Automated quality gates check agent output against defined criteria before delivering it to the user. A grammar checker catches language errors. A fact checker verifies claims against authoritative sources. A format checker ensures the output matches the expected structure. A safety checker flags content that violates policy guidelines. These automated checks catch obvious issues immediately, reducing the need for expensive human review.
Human review should be targeted rather than comprehensive. Reviewing every interaction is not practical at scale. Instead, route specific categories to human reviewers: interactions where the agent expressed uncertainty, interactions flagged by automated quality checks, a random sample of interactions for baseline quality measurement, and interactions where the user provided negative feedback. This targeted approach focuses human attention where it adds the most value.
Common Pitfalls in Agent Improvement
Overfitting to feedback is the most common mistake. When a specific failure is reported, teams often add narrow instructions to handle that exact case. Over time, the prompt accumulates dozens of special-case instructions that make the agent behavior inconsistent and unpredictable. The better approach is to identify the general principle behind the failure and address it with a general instruction that handles the entire category of similar cases.
Ignoring regression is another common failure. A change that fixes one problem might break three other things that were previously working. Without regression testing against a comprehensive benchmark suite, these regressions go undetected until users report them. By that point, the cause might be difficult to identify because multiple changes have accumulated since the last known-good state.

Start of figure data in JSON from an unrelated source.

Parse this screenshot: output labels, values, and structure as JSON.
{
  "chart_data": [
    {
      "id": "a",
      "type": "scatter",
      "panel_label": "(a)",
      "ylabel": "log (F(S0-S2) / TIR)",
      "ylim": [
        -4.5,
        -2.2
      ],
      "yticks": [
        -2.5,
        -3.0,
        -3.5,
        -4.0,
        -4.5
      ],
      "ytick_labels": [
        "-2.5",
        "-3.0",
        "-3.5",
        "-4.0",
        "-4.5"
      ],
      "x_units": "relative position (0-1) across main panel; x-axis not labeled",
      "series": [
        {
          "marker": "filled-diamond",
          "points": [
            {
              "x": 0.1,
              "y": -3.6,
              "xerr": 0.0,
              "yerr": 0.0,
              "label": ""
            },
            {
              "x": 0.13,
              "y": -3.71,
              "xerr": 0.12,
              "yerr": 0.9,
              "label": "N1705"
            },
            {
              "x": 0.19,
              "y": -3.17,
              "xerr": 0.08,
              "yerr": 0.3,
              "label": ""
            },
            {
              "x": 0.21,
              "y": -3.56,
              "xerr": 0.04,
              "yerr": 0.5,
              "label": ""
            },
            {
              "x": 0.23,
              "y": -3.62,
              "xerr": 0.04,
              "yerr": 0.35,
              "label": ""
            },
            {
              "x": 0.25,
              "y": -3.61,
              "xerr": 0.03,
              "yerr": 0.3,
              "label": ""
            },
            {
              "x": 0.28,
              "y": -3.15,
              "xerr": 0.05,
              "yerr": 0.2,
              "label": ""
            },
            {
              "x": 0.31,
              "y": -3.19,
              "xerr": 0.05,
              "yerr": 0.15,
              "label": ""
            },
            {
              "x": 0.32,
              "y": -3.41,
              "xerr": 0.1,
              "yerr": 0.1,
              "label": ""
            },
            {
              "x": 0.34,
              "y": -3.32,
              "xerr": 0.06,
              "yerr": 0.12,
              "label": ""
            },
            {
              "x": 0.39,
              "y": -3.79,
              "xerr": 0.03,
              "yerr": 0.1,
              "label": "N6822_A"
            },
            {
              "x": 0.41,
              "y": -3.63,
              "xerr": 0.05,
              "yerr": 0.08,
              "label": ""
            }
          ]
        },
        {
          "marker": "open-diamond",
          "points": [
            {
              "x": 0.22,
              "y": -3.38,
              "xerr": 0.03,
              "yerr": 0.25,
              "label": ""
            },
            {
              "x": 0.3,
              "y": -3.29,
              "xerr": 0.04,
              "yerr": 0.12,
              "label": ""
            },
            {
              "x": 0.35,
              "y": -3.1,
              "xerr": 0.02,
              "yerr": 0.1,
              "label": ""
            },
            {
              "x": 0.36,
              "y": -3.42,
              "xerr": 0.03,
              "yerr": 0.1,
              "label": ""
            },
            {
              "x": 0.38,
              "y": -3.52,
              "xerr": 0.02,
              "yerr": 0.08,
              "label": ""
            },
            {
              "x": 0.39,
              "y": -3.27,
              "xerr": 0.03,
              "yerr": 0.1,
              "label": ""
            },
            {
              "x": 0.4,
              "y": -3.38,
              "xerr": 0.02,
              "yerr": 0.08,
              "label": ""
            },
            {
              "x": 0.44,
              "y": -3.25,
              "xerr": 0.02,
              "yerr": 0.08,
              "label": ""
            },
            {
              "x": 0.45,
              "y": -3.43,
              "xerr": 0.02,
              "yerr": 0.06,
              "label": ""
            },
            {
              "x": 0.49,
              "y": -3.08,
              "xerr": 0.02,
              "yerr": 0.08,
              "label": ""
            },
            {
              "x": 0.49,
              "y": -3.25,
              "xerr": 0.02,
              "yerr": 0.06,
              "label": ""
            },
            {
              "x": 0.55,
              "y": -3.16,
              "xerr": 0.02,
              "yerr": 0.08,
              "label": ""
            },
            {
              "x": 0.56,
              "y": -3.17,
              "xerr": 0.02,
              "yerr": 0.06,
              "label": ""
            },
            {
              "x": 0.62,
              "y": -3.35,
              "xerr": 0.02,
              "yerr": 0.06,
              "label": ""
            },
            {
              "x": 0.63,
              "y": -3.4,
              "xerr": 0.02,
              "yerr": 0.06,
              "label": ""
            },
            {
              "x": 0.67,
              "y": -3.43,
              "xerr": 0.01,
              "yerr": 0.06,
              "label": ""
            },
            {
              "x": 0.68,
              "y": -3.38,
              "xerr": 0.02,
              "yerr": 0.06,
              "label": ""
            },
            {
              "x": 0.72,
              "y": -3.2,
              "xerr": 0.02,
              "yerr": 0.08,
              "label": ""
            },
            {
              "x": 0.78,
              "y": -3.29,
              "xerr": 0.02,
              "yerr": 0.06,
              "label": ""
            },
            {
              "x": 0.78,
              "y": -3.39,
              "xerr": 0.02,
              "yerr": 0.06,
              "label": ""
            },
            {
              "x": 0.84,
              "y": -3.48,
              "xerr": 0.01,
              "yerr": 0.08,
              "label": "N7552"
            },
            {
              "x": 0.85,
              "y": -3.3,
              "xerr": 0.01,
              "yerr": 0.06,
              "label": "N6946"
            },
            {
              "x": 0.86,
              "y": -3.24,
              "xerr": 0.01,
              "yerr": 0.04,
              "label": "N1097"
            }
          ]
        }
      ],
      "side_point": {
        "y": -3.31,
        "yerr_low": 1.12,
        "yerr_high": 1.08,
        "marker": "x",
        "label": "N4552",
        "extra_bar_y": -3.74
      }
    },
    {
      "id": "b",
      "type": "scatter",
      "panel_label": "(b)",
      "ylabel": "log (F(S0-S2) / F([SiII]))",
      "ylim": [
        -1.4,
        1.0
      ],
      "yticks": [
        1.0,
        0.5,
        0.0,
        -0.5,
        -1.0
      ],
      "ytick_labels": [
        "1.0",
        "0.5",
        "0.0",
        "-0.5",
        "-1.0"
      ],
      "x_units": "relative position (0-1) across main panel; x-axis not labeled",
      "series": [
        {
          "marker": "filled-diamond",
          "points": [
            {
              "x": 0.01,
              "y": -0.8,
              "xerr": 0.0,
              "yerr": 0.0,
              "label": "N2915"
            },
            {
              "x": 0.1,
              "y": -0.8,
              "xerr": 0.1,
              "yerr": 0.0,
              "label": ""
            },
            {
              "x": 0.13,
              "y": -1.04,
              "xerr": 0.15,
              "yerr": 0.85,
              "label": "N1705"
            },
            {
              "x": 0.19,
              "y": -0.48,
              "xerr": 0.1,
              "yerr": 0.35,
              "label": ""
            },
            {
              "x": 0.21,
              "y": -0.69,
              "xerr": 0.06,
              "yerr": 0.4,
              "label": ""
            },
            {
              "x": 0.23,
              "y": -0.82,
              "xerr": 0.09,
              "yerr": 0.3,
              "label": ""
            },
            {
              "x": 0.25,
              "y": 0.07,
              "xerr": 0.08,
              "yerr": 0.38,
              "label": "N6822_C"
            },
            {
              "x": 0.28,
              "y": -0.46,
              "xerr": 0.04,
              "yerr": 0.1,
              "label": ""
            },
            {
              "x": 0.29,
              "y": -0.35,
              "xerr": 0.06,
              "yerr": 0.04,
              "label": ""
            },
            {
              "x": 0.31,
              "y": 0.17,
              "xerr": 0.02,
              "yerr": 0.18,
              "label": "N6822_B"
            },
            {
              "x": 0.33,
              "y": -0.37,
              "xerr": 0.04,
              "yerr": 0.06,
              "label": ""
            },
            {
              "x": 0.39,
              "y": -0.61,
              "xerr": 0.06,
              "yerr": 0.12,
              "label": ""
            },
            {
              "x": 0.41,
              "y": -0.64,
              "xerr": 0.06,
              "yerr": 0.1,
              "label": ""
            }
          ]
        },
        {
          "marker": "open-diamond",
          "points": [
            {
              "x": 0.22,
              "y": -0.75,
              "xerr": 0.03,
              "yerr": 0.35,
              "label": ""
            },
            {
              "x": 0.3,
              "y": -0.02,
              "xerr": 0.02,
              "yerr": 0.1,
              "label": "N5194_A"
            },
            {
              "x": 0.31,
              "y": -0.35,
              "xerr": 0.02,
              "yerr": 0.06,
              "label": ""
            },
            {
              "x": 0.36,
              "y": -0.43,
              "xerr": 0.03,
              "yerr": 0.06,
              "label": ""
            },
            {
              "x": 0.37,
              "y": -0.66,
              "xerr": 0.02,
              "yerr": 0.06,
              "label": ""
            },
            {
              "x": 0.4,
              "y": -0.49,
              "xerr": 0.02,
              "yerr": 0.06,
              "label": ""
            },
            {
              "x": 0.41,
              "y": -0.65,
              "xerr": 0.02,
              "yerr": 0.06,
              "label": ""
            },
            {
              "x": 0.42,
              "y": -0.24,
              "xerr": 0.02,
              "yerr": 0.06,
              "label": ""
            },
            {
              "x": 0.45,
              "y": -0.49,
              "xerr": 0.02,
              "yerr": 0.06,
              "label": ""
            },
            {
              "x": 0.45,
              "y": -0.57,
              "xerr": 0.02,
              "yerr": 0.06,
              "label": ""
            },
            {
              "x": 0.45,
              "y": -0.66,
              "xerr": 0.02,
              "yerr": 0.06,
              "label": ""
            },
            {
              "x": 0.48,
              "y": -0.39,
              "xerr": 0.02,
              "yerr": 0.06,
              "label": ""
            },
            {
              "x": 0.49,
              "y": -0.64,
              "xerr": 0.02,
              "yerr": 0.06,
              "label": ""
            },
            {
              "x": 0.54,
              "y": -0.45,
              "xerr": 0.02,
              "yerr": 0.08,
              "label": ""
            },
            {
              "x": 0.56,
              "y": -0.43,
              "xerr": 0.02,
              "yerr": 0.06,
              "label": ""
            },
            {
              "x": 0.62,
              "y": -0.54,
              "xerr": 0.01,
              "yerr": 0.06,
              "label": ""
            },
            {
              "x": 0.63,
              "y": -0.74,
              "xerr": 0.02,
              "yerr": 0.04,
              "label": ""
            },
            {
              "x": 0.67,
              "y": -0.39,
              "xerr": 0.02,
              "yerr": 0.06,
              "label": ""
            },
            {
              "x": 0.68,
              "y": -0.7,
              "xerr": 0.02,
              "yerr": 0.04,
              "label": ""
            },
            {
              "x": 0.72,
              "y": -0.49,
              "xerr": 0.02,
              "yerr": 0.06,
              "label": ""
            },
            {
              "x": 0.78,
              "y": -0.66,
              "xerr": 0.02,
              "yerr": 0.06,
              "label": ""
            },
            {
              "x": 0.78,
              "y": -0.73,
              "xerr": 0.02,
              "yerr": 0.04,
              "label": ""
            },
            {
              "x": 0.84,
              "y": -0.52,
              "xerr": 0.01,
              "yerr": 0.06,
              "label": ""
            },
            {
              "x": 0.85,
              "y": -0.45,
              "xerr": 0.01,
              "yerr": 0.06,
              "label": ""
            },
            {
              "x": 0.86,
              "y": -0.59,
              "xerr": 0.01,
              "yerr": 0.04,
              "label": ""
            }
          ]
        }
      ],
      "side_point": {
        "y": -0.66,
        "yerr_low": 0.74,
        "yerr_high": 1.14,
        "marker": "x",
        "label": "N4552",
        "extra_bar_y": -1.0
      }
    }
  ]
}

Measuring the wrong metrics produces false confidence. A high task completion rate means nothing if the completed tasks are low quality. A low error rate means nothing if errors are not being detected. The metrics must capture what actually matters for the specific use case, and they must be validated against human judgment to ensure they correlate with real quality.
Delayed feedback loops slow improvement to a crawl. If it takes two weeks to collect feedback, analyze patterns, implement changes, and deploy them, the agent improves slowly and may never catch up with evolving requirements. Faster feedback loops, even if each iteration is smaller, produce better results than infrequent large changes because they allow for rapid experimentation and course correction.
Agents that do not have feedback loops do not improve. They make the same mistakes indefinitely. Implementing even a basic feedback loop with automated evaluation and periodic prompt updates produces meaningful quality improvements over time.